Cette procédure judiciaire n’est pas sans rappeler le célèbre procès Microsoft des années 1990, qui avait abouti à la séparation d’Internet Explorer du système d’exploitation Windows. À l’époque, cette décision avait profondément modifié le paysage du web.
Les implications stratégiques pour Yahoo
Pour Yahoo, l’acquisition de Chrome représenterait un retour spectaculaire sur le devant de la scène tech. Autrefois géant incontesté d’internet, Yahoo a connu des années difficiles avant d’être racheté par le fonds d’investissement Apollo Global Management en 2021 pour 5 milliards de dollars.
L’entreprise voit dans Chrome une opportunité unique de reprendre pied dans un marché stratégique. Avec plus de 3,3 milliards d’utilisateurs à travers le monde, le navigateur de Google offrirait à Yahoo une plateforme incomparable pour relancer son moteur de recherche et développer de nouveaux services.
Les analystes estiment que cette acquisition pourrait transformer radicalement l’équilibre des forces dans l’écosystème internet. David Kirkpatrick, fondateur de Techonomy Media, explique : « Si Yahoo parvenait à mettre la main sur Chrome, nous assisterions à un bouleversement majeur dans l’industrie. Cela repositionnerait instantanément Yahoo comme un acteur central du web moderne. »
Un marché des navigateurs en pleine mutation
L’intérêt de Yahoo pour Chrome s’inscrit dans un contexte plus large de recomposition du marché des navigateurs web. Alors que Chrome domine largement le secteur, d’autres acteurs tentent de se positionner sur des niches spécifiques :
Navigateur | Part de marché | Points forts |
---|---|---|
Chrome | 65,3% | Écosystème Google, performances |
Safari | 18,7% | Intégration Apple, vie privée |
Edge | 4,3% | Intégration Windows, IA |
Firefox | 3,1% | Open source, personnalisation |
Opera | 2,2% | Fonctionnalités intégrées |
Autres | 6,4% | Niches spécifiques |
Une éventuelle cession de Chrome pourrait rebattre complètement les cartes de ce marché. Des rumeurs circulent déjà sur l’intérêt potentiel d’autres grands acteurs technologiques, notamment OpenAI, qui verrait dans Chrome un canal de distribution idéal pour ses technologies d’intelligence artificielle.

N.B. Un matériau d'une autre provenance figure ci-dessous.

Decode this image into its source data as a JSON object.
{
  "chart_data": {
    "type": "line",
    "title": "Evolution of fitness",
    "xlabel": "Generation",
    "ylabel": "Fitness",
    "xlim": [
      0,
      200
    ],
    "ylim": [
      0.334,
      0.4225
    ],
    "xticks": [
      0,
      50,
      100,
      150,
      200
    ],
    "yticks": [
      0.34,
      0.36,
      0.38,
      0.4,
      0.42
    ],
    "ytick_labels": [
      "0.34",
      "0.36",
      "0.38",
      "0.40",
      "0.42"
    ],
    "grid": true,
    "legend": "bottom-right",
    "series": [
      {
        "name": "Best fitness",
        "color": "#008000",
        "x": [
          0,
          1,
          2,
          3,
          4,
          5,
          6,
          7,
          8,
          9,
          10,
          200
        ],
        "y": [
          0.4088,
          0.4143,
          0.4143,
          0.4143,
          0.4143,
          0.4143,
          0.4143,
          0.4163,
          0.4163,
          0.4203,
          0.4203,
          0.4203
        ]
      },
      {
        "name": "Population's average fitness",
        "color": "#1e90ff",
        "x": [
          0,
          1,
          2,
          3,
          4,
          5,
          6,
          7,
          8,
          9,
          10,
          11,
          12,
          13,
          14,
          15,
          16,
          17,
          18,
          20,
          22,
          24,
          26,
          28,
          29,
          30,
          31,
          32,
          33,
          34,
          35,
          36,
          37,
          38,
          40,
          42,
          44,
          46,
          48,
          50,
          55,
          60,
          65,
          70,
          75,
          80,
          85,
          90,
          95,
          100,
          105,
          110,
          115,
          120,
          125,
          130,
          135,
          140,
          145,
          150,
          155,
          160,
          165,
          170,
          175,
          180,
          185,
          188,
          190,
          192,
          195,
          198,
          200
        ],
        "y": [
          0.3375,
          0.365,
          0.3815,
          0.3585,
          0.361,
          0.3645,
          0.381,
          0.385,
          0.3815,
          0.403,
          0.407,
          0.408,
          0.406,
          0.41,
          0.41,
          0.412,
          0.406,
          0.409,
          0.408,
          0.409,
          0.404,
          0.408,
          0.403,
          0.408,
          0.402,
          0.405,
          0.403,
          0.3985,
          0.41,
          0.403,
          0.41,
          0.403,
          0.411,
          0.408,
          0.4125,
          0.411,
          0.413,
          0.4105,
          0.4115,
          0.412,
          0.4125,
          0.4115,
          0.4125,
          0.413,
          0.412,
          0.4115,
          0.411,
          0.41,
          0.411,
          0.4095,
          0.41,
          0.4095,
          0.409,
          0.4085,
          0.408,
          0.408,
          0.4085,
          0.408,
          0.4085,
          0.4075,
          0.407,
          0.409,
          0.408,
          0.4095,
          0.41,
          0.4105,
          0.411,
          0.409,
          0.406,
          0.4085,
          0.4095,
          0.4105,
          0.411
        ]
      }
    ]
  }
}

Les prochaines étapes du procès
Le témoignage de Brian Provost n’est qu’une étape dans un processus judiciaire qui s’annonce encore long. Le juge Amit Mehta, qui préside ces audiences, devra déterminer si Google a effectivement enfreint les lois antitrust américaines, puis définir les remèdes appropriés.
Les experts juridiques estiment qu’une décision finale pourrait intervenir d’ici la fin de l’année 2025, mais les procédures d’appel pourraient prolonger considérablement ce calendrier. Si le tribunal ordonnait effectivement la cession de Chrome, un processus de vente supervisé serait alors mis en place.
Pour Google, l’enjeu est crucial. Chrome ne représente pas seulement un produit phare de son écosystème, mais aussi un point d’entrée privilégié vers ses services et une source précieuse de données utilisateurs. La firme a déjà fait savoir qu’elle contesterait vigoureusement toute tentative de démantèlement.
Kent Walker, directeur juridique de Google, a récemment déclaré : « Séparer Chrome du reste de notre écosystème nuirait à l’innovation et dégraderait l’expérience utilisateur. Nous sommes convaincus que le tribunal reconnaîtra les bénéfices pour les consommateurs de notre modèle intégré. »
Qu’il s’agisse de Yahoo ou d’un autre acquéreur potentiel, la vente forcée de Chrome constituerait l’un des plus importants transferts d’actifs technologiques de l’histoire récente. Un événement qui pourrait redessiner durablement le paysage numérique mondial.